Under cover of darkness, he drove.
He wanted to take her back where he'd found her, but cops were crawling all over. They had dogs and helicopters. The National Guard. He'd seen it on the news. So he'd have to take her someplace else. She was special; she deserved a place that was special.
He didn't want to leave her where nobody would find her. He didn't want to leave her where animals might eat her. He wanted to baptize her. He wanted to give her extreme unction.
He took her to a spot where the river flowed swiftly, where the current would carry her away with cherished abandon. She was heavy, and he staggered under the weight as he walked along the old railroad tracks that led to the bridge.
The night was dark, and the water was black.
"I commit you to the night, to the water," he whispered, unwrapping her from the plastic shower curtain. Standing on the bridge, he let her go. A moment later, he heard a faint splash.
It was one of those autumn days that brought people out to enjoy the fall colors and possibly the last warm day of the season. Children perched on their fathers' shoulders, chubby hands splayed across foreheads. Bicyclists cruised the Mississippi Mile, and groups of people paused in their stroll across the Stone Arch Bridge to admire the river gushing through the dam.

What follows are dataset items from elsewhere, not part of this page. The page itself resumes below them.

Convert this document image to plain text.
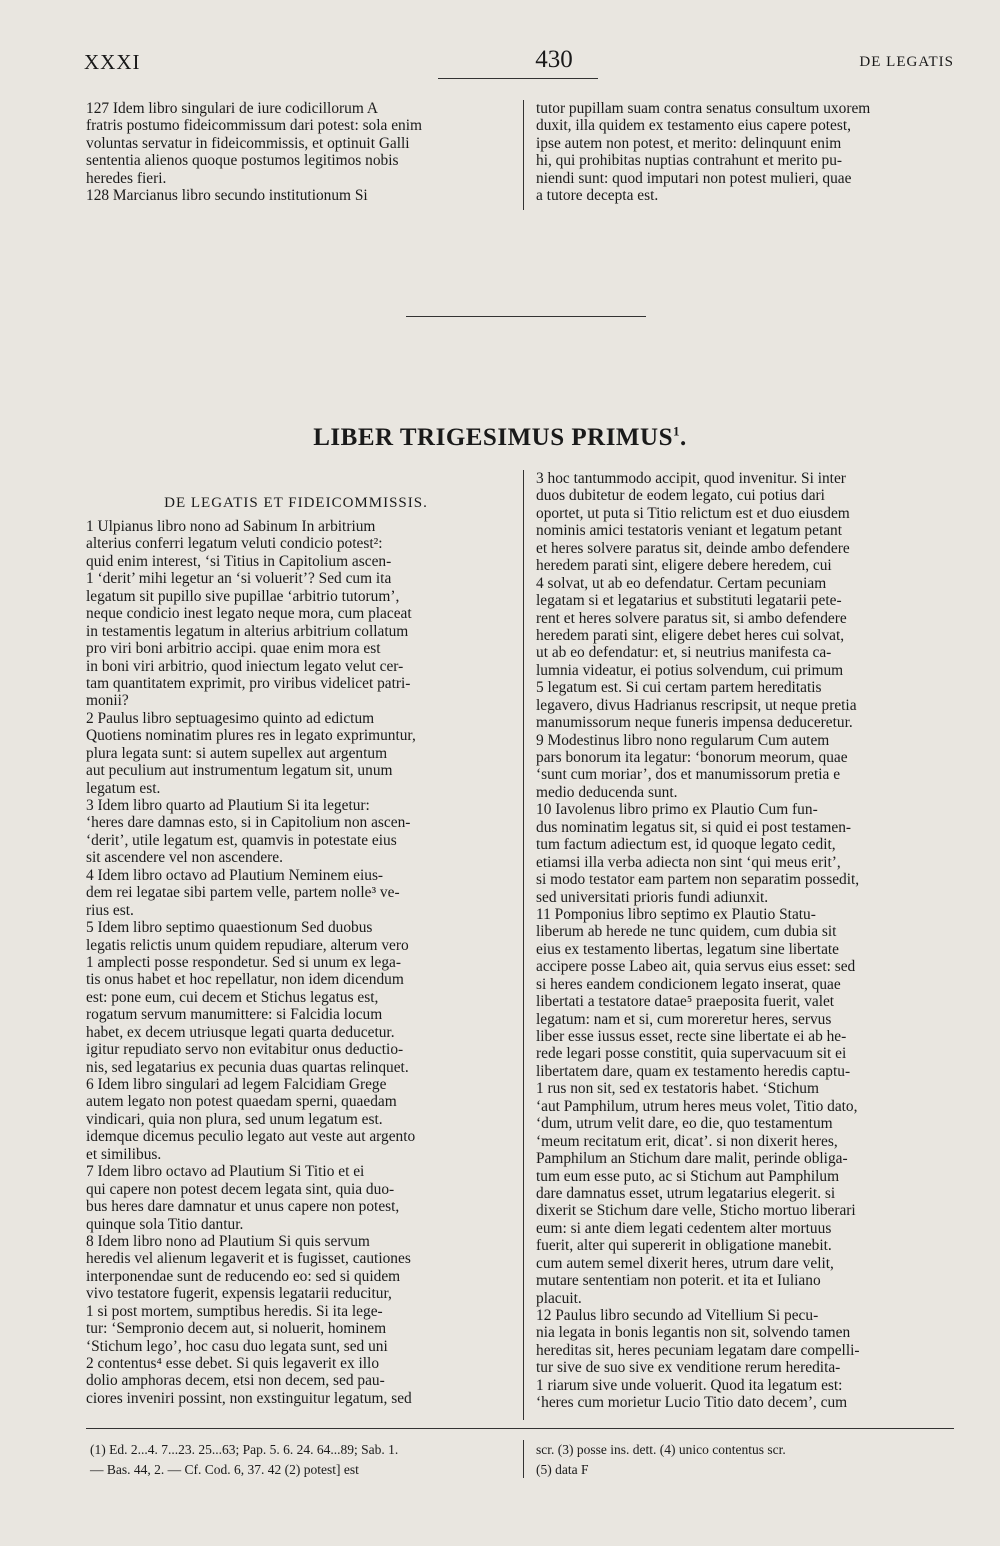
XXXI	430	DE LEGATIS
127 Idem libro singulari de iure codicillorum A
fratris postumo fideicommissum dari potest: sola enim
voluntas servatur in fideicommissis, et optinuit Galli
sententia alienos quoque postumos legitimos nobis
heredes fieri.
128 Marcianus libro secundo institutionum Si
tutor pupillam suam contra senatus consultum uxorem
duxit, illa quidem ex testamento eius capere potest,
ipse autem non potest, et merito: delinquunt enim
hi, qui prohibitas nuptias contrahunt et merito pu-
niendi sunt: quod imputari non potest mulieri, quae
a tutore decepta est.
LIBER TRIGESIMUS PRIMUS$^1$.
DE LEGATIS ET FIDEICOMMISSIS.
1 Ulpianus libro nono ad Sabinum In arbitrium
alterius conferri legatum veluti condicio potest²:
quid enim interest, ‘si Titius in Capitolium ascen-
1 ‘derit’ mihi legetur an ‘si voluerit’? Sed cum ita
legatum sit pupillo sive pupillae ‘arbitrio tutorum’,
neque condicio inest legato neque mora, cum placeat
in testamentis legatum in alterius arbitrium collatum
pro viri boni arbitrio accipi. quae enim mora est
in boni viri arbitrio, quod iniectum legato velut cer-
tam quantitatem exprimit, pro viribus videlicet patri-
monii?
2 Paulus libro septuagesimo quinto ad edictum
Quotiens nominatim plures res in legato exprimuntur,
plura legata sunt: si autem supellex aut argentum
aut peculium aut instrumentum legatum sit, unum
legatum est.
3 Idem libro quarto ad Plautium Si ita legetur:
‘heres dare damnas esto, si in Capitolium non ascen-
‘derit’, utile legatum est, quamvis in potestate eius
sit ascendere vel non ascendere.
4 Idem libro octavo ad Plautium Neminem eius-
dem rei legatae sibi partem velle, partem nolle³ ve-
rius est.
5 Idem libro septimo quaestionum Sed duobus
legatis relictis unum quidem repudiare, alterum vero
1 amplecti posse respondetur. Sed si unum ex lega-
tis onus habet et hoc repellatur, non idem dicendum
est: pone eum, cui decem et Stichus legatus est,
rogatum servum manumittere: si Falcidia locum
habet, ex decem utriusque legati quarta deducetur.
igitur repudiato servo non evitabitur onus deductio-
nis, sed legatarius ex pecunia duas quartas relinquet.
6 Idem libro singulari ad legem Falcidiam Grege
autem legato non potest quaedam sperni, quaedam
vindicari, quia non plura, sed unum legatum est.
idemque dicemus peculio legato aut veste aut argento
et similibus.
7 Idem libro octavo ad Plautium Si Titio et ei
qui capere non potest decem legata sint, quia duo-
bus heres dare damnatur et unus capere non potest,
quinque sola Titio dantur.
8 Idem libro nono ad Plautium Si quis servum
heredis vel alienum legaverit et is fugisset, cautiones
interponendae sunt de reducendo eo: sed si quidem
vivo testatore fugerit, expensis legatarii reducitur,
1 si post mortem, sumptibus heredis. Si ita lege-
tur: ‘Sempronio decem aut, si noluerit, hominem
‘Stichum lego’, hoc casu duo legata sunt, sed uni
2 contentus⁴ esse debet. Si quis legaverit ex illo
dolio amphoras decem, etsi non decem, sed pau-
ciores inveniri possint, non exstinguitur legatum, sed
3 hoc tantummodo accipit, quod invenitur. Si inter
duos dubitetur de eodem legato, cui potius dari
oportet, ut puta si Titio relictum est et duo eiusdem
nominis amici testatoris veniant et legatum petant
et heres solvere paratus sit, deinde ambo defendere
heredem parati sint, eligere debere heredem, cui
4 solvat, ut ab eo defendatur. Certam pecuniam
legatam si et legatarius et substituti legatarii pete-
rent et heres solvere paratus sit, si ambo defendere
heredem parati sint, eligere debet heres cui solvat,
ut ab eo defendatur: et, si neutrius manifesta ca-
lumnia videatur, ei potius solvendum, cui primum
5 legatum est. Si cui certam partem hereditatis
legavero, divus Hadrianus rescripsit, ut neque pretia
manumissorum neque funeris impensa deduceretur.
9 Modestinus libro nono regularum Cum autem
pars bonorum ita legatur: ‘bonorum meorum, quae
‘sunt cum moriar’, dos et manumissorum pretia e
medio deducenda sunt.
10 Iavolenus libro primo ex Plautio Cum fun-
dus nominatim legatus sit, si quid ei post testamen-
tum factum adiectum est, id quoque legato cedit,
etiamsi illa verba adiecta non sint ‘qui meus erit’,
si modo testator eam partem non separatim possedit,
sed universitati prioris fundi adiunxit.
11 Pomponius libro septimo ex Plautio Statu-
liberum ab herede ne tunc quidem, cum dubia sit
eius ex testamento libertas, legatum sine libertate
accipere posse Labeo ait, quia servus eius esset: sed
si heres eandem condicionem legato inserat, quae
libertati a testatore datae⁵ praeposita fuerit, valet
legatum: nam et si, cum moreretur heres, servus
liber esse iussus esset, recte sine libertate ei ab he-
rede legari posse constitit, quia supervacuum sit ei
libertatem dare, quam ex testamento heredis captu-
1 rus non sit, sed ex testatoris habet. ‘Stichum
‘aut Pamphilum, utrum heres meus volet, Titio dato,
‘dum, utrum velit dare, eo die, quo testamentum
‘meum recitatum erit, dicat’. si non dixerit heres,
Pamphilum an Stichum dare malit, perinde obliga-
tum eum esse puto, ac si Stichum aut Pamphilum
dare damnatus esset, utrum legatarius elegerit. si
dixerit se Stichum dare velle, Sticho mortuo liberari
eum: si ante diem legati cedentem alter mortuus
fuerit, alter qui supererit in obligatione manebit.
cum autem semel dixerit heres, utrum dare velit,
mutare sententiam non poterit. et ita et Iuliano
placuit.
12 Paulus libro secundo ad Vitellium Si pecu-
nia legata in bonis legantis non sit, solvendo tamen
hereditas sit, heres pecuniam legatam dare compelli-
tur sive de suo sive ex venditione rerum heredita-
1 riarum sive unde voluerit. Quod ita legatum est:
‘heres cum morietur Lucio Titio dato decem’, cum
(1) Ed. 2...4. 7...23. 25...63; Pap. 5. 6. 24. 64...89; Sab. 1.
— Bas. 44, 2. — Cf. Cod. 6, 37. 42 (2) potest] est
scr. (3) posse ins. dett. (4) unico contentus scr.
(5) data F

"Ball," a baby said, pointing with a wet finger.
The object tumbled into view and then vanished into the churning, roaring water.
"Ball," the baby repeated, giggling.
"Where'd it go?" asked the mother, enunciating clearly.
They waited but didn't see it again.
"All gone," the father said with mock sadness. "All gone."
Just then, to the right of the tumbling falls, something bobbed to the surface where the water became silent and smooth as black glass.